15. A joint spectroscopic and biosensor system for measurement of at least two hemoglobin species in a patient's blood sample by spectroscopy, and measurement of at least pH of the blood sample by biosensor, for assessing the patient's oxygenation and acid-base status, the system comprising:

the disposable cartridge according to claim 1, wherein

the first optical window and the second optical window are part of the optical chamber;

the optical chamber overflow chamber is fluidly connected with the optical chamber, and

the housing further comprises:

a pH biosensor electrical output element; and

a calibration fluid pouch containing calibration fluid for at least calibrating the pH biosensor; and

an analyzer comprising an analyzer housing, wherein the analyzer housing comprises:

a receptor comprising a first opening for receiving and aligning the cartridge in an operational position;

a source of electromagnetic radiation;

at least one photodetector;

a power supply; and

a processor for controlling the analyzer; and

wherein

the receptor further comprises:

a second opening for directing the electromagnetic radiation to the first optical window when the cartridge is in the operational position;

a third opening for directing electromagnetic radiation emerging from the second optical window to the at least one photodetector when the cartridge is in the operational position;

a physical interface for providing electrical contact between the pH biosensor electrical output element and the processor; and

a bracket mounted on the receptor for at least supporting a first stepper motor for applying force to the calibration fluid pouch against a spike for rupturing the calibration fluid pouch to release the calibration fluid, and a second stepper motor for forcing air from the air bladder through the air bladder exit port, for pushing the blood into the biosensor conduit.

16. The system according to claim 15, wherein the receptor further comprises a top portion and a bottom portion, and the bottom portion comprises at least one heating element layered on a surface of the bottom portion, for heating the cartridge, and the top portion comprises a spring-loaded locating element for engaging with a notch disposed at a top of the cartridge, for forcing the cartridge against the at least one heating element.

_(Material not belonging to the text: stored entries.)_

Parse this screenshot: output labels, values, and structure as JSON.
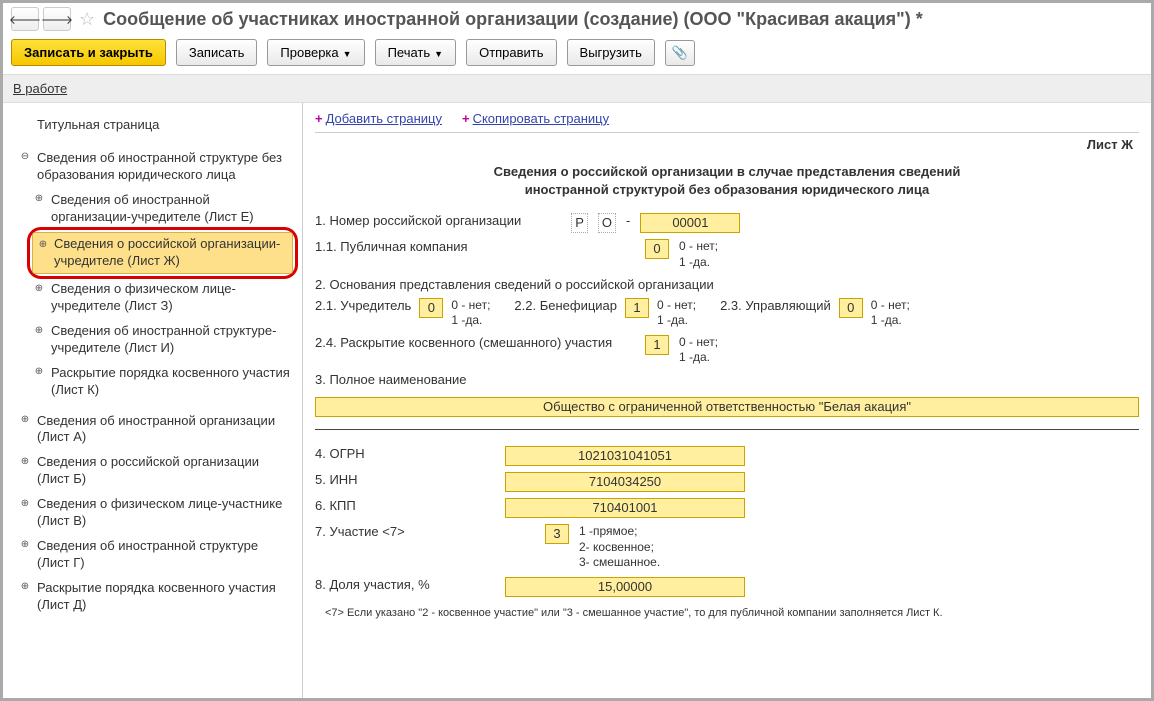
{
  "header": {
    "title": "Сообщение об участниках иностранной организации (создание) (ООО \"Красивая акация\") *"
  },
  "toolbar": {
    "save_close": "Записать и закрыть",
    "save": "Записать",
    "check": "Проверка",
    "print": "Печать",
    "send": "Отправить",
    "export": "Выгрузить"
  },
  "status": {
    "link": "В работе"
  },
  "sidebar": {
    "item0": "Титульная страница",
    "item1": "Сведения об иностранной структуре без образования юридического лица",
    "child1": "Сведения об иностранной организации-учредителе (Лист Е)",
    "child2": "Сведения о российской организации-учредителе (Лист Ж)",
    "child3": "Сведения о физическом лице-учредителе (Лист З)",
    "child4": "Сведения об иностранной структуре-учредителе (Лист И)",
    "child5": "Раскрытие порядка косвенного участия (Лист К)",
    "item2": "Сведения об иностранной организации (Лист А)",
    "item3": "Сведения о российской организации (Лист Б)",
    "item4": "Сведения о физическом лице-участнике (Лист В)",
    "item5": "Сведения об иностранной структуре (Лист Г)",
    "item6": "Раскрытие порядка косвенного участия (Лист Д)"
  },
  "content": {
    "add_page": "Добавить страницу",
    "copy_page": "Скопировать страницу",
    "sheet": "Лист Ж",
    "section_title_l1": "Сведения о российской организации в случае представления сведений",
    "section_title_l2": "иностранной структурой без образования юридического лица",
    "f1_label": "1. Номер российской организации",
    "f1_pref_p": "Р",
    "f1_pref_o": "О",
    "f1_dash": "-",
    "f1_value": "00001",
    "f11_label": "1.1. Публичная компания",
    "f11_value": "0",
    "hint_01": "0 - нет;",
    "hint_01b": "1 -да.",
    "f2_label": "2. Основания представления сведений о российской организации",
    "f21_label": "2.1. Учредитель",
    "f21_value": "0",
    "f22_label": "2.2. Бенефициар",
    "f22_value": "1",
    "f23_label": "2.3. Управляющий",
    "f23_value": "0",
    "f24_label": "2.4. Раскрытие косвенного (смешанного) участия",
    "f24_value": "1",
    "f3_label": "3. Полное наименование",
    "f3_value": "Общество с ограниченной ответственностью \"Белая акация\"",
    "f4_label": "4. ОГРН",
    "f4_value": "1021031041051",
    "f5_label": "5. ИНН",
    "f5_value": "7104034250",
    "f6_label": "6. КПП",
    "f6_value": "710401001",
    "f7_label": "7. Участие <7>",
    "f7_value": "3",
    "f7_h1": "1 -прямое;",
    "f7_h2": "2- косвенное;",
    "f7_h3": "3- смешанное.",
    "f8_label": "8. Доля участия, %",
    "f8_value": "15,00000",
    "footnote": "<7> Если указано \"2 - косвенное участие\" или \"3 - смешанное участие\", то для публичной компании заполняется Лист К."
  }
}
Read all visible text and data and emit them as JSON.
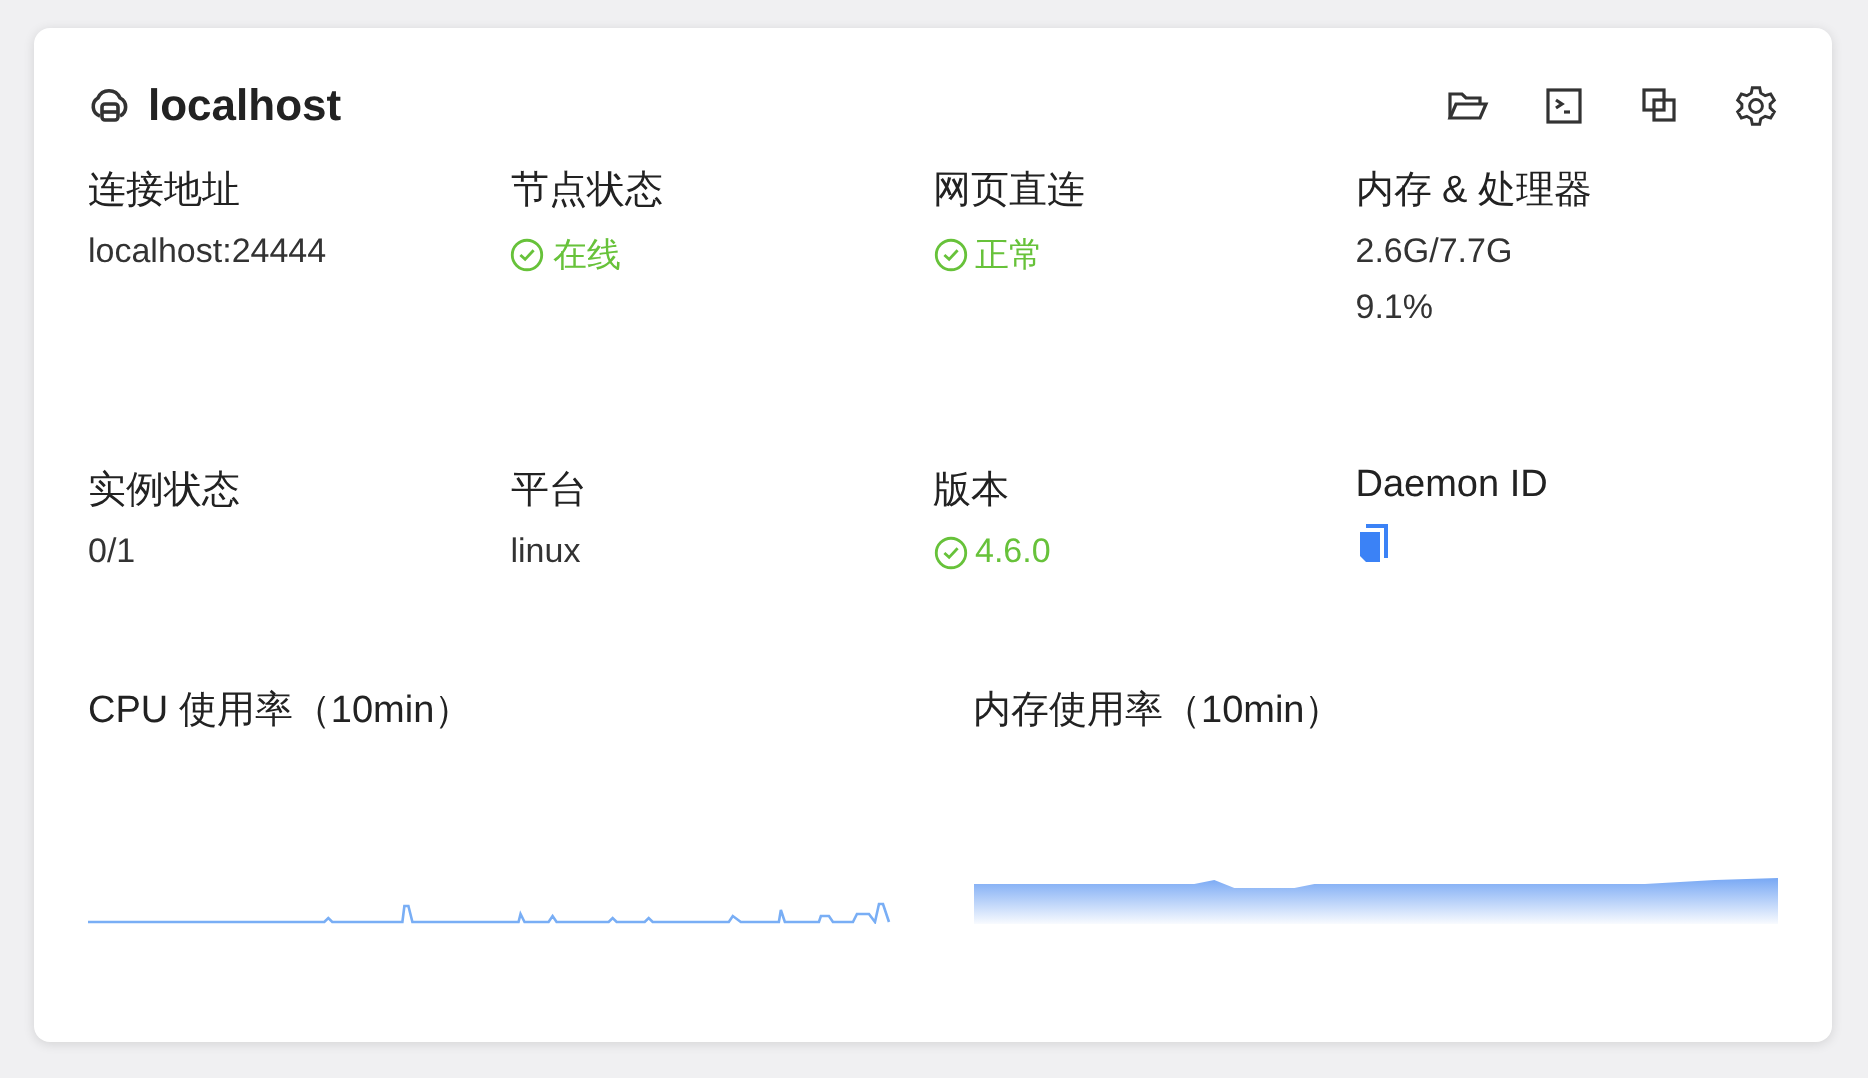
{
  "card": {
    "title": "localhost"
  },
  "toolbar": [
    {
      "kind": "folder"
    },
    {
      "kind": "terminal"
    },
    {
      "kind": "copy"
    },
    {
      "kind": "settings"
    }
  ],
  "fields": [
    {
      "label": "连接地址",
      "values": [
        {
          "kind": "text",
          "text": "localhost:24444"
        }
      ]
    },
    {
      "label": "节点状态",
      "values": [
        {
          "kind": "ok",
          "text": "在线"
        }
      ]
    },
    {
      "label": "网页直连",
      "values": [
        {
          "kind": "ok",
          "text": "正常"
        }
      ]
    },
    {
      "label": "内存 & 处理器",
      "values": [
        {
          "kind": "text",
          "text": "2.6G/7.7G"
        },
        {
          "kind": "text",
          "text": "9.1%"
        }
      ]
    },
    {
      "label": "实例状态",
      "values": [
        {
          "kind": "text",
          "text": "0/1"
        }
      ]
    },
    {
      "label": "平台",
      "values": [
        {
          "kind": "text",
          "text": "linux"
        }
      ]
    },
    {
      "label": "版本",
      "values": [
        {
          "kind": "ok",
          "text": "4.6.0"
        }
      ]
    },
    {
      "label": "Daemon ID",
      "values": [
        {
          "kind": "copy"
        }
      ]
    }
  ],
  "charts": [
    {
      "title": "CPU 使用率（10min）",
      "kind": "line"
    },
    {
      "title": "内存使用率（10min）",
      "kind": "area"
    }
  ]
}
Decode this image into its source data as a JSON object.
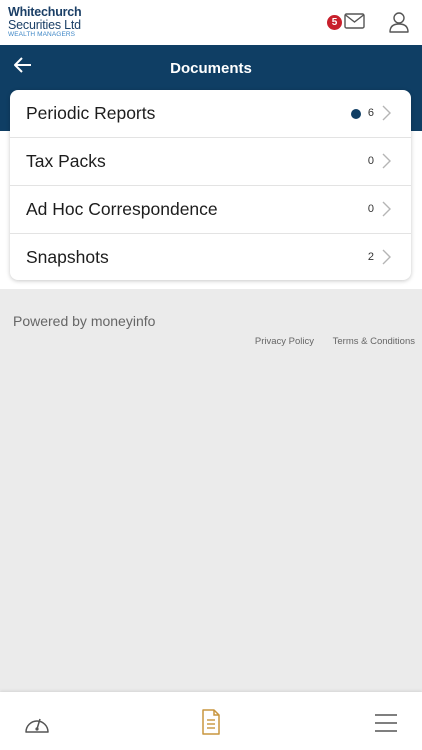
{
  "brand": {
    "line1": "Whitechurch",
    "line2": "Securities Ltd",
    "line3": "WEALTH MANAGERS"
  },
  "header": {
    "message_count": "5",
    "title": "Documents"
  },
  "documents": [
    {
      "label": "Periodic Reports",
      "count": "6",
      "unread": true
    },
    {
      "label": "Tax Packs",
      "count": "0",
      "unread": false
    },
    {
      "label": "Ad Hoc Correspondence",
      "count": "0",
      "unread": false
    },
    {
      "label": "Snapshots",
      "count": "2",
      "unread": false
    }
  ],
  "footer": {
    "powered_by": "Powered by moneyinfo",
    "privacy": "Privacy Policy",
    "terms": "Terms & Conditions"
  },
  "icons": {
    "back": "arrow-left-icon",
    "mail": "envelope-icon",
    "user": "user-icon",
    "chevron": "chevron-right-icon",
    "dashboard": "gauge-icon",
    "documents": "document-icon",
    "menu": "hamburger-icon"
  },
  "colors": {
    "navy": "#0f3e64",
    "badge_red": "#c8202c",
    "documents_tab_accent": "#c8953e",
    "background": "#ebebeb"
  }
}
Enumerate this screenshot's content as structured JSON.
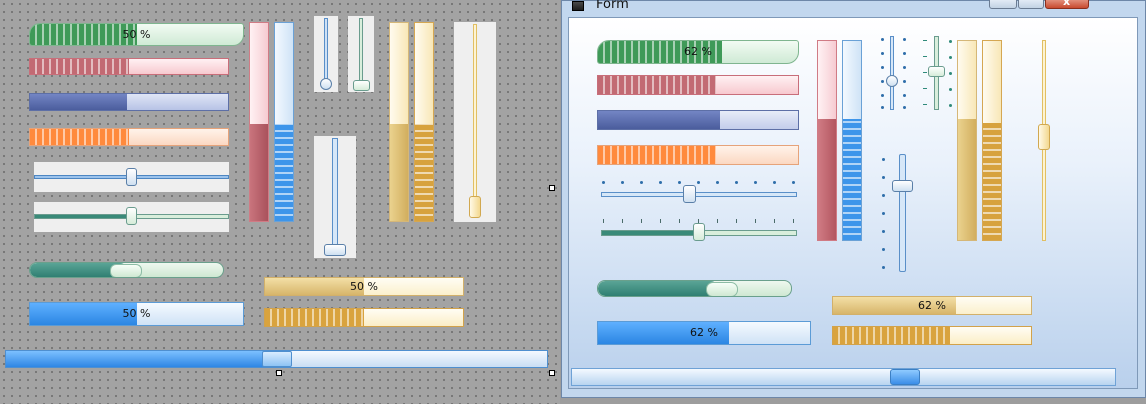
{
  "window": {
    "title": "Form",
    "app_icon": "form-window-icon",
    "buttons": [
      "minimize-icon",
      "maximize-icon",
      "close-icon"
    ]
  },
  "designer": {
    "green_round_progress": {
      "value_percent": 50,
      "label": "50 %"
    },
    "red_progress": {
      "value_percent": 50
    },
    "dark_blue_progress": {
      "value_percent": 50
    },
    "orange_progress": {
      "value_percent": 50
    },
    "blue_slider": {
      "value_percent": 50
    },
    "green_slider": {
      "value_percent": 50
    },
    "teal_round_progress": {
      "value_percent": 50
    },
    "blue_progress": {
      "value_percent": 50,
      "label": "50 %"
    },
    "tan_progress": {
      "value_percent": 50,
      "label": "50 %"
    },
    "gold_segmented_progress": {
      "value_percent": 50
    },
    "red_vertical_progress": {
      "value_percent": 50
    },
    "blue_vertical_progress": {
      "value_percent": 50
    },
    "tan_vertical_progress": {
      "value_percent": 50
    },
    "gold_vertical_progress": {
      "value_percent": 50
    },
    "vertical_slider_1": {
      "value_percent": 0
    },
    "vertical_slider_2": {
      "value_percent": 0
    },
    "vertical_slider_3": {
      "value_percent": 0
    },
    "vertical_slider_4": {
      "value_percent": 0
    },
    "bottom_scrollbar": {
      "value_percent": 50
    }
  },
  "form": {
    "green_round_progress": {
      "value_percent": 62,
      "label": "62 %"
    },
    "red_progress": {
      "value_percent": 62
    },
    "dark_blue_progress": {
      "value_percent": 62
    },
    "orange_progress": {
      "value_percent": 62
    },
    "blue_slider": {
      "value_percent": 45
    },
    "green_slider": {
      "value_percent": 50
    },
    "teal_round_progress": {
      "value_percent": 62
    },
    "blue_progress": {
      "value_percent": 62,
      "label": "62 %"
    },
    "tan_progress": {
      "value_percent": 62,
      "label": "62 %"
    },
    "gold_segmented_progress": {
      "value_percent": 62
    },
    "red_vertical_progress": {
      "value_percent": 62
    },
    "blue_vertical_progress": {
      "value_percent": 62
    },
    "tan_vertical_progress": {
      "value_percent": 62
    },
    "gold_vertical_progress": {
      "value_percent": 62
    },
    "bottom_scrollbar": {
      "value_percent": 60
    }
  }
}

17. The system as defined in claim 7 further comprising a cap for covering the cartridge inlet when one of the capillary adaptor and the syringe is withdrawn from the cartridge inlet, wherein the cap comprises a cap airflow path for airflow between an exterior of the disposable cartridge and the blood storage conduit when the cap is being engaged to impede blood in the blood storage conduit being disturbed by compression of air within the cartridge inlet during engagement of the cap.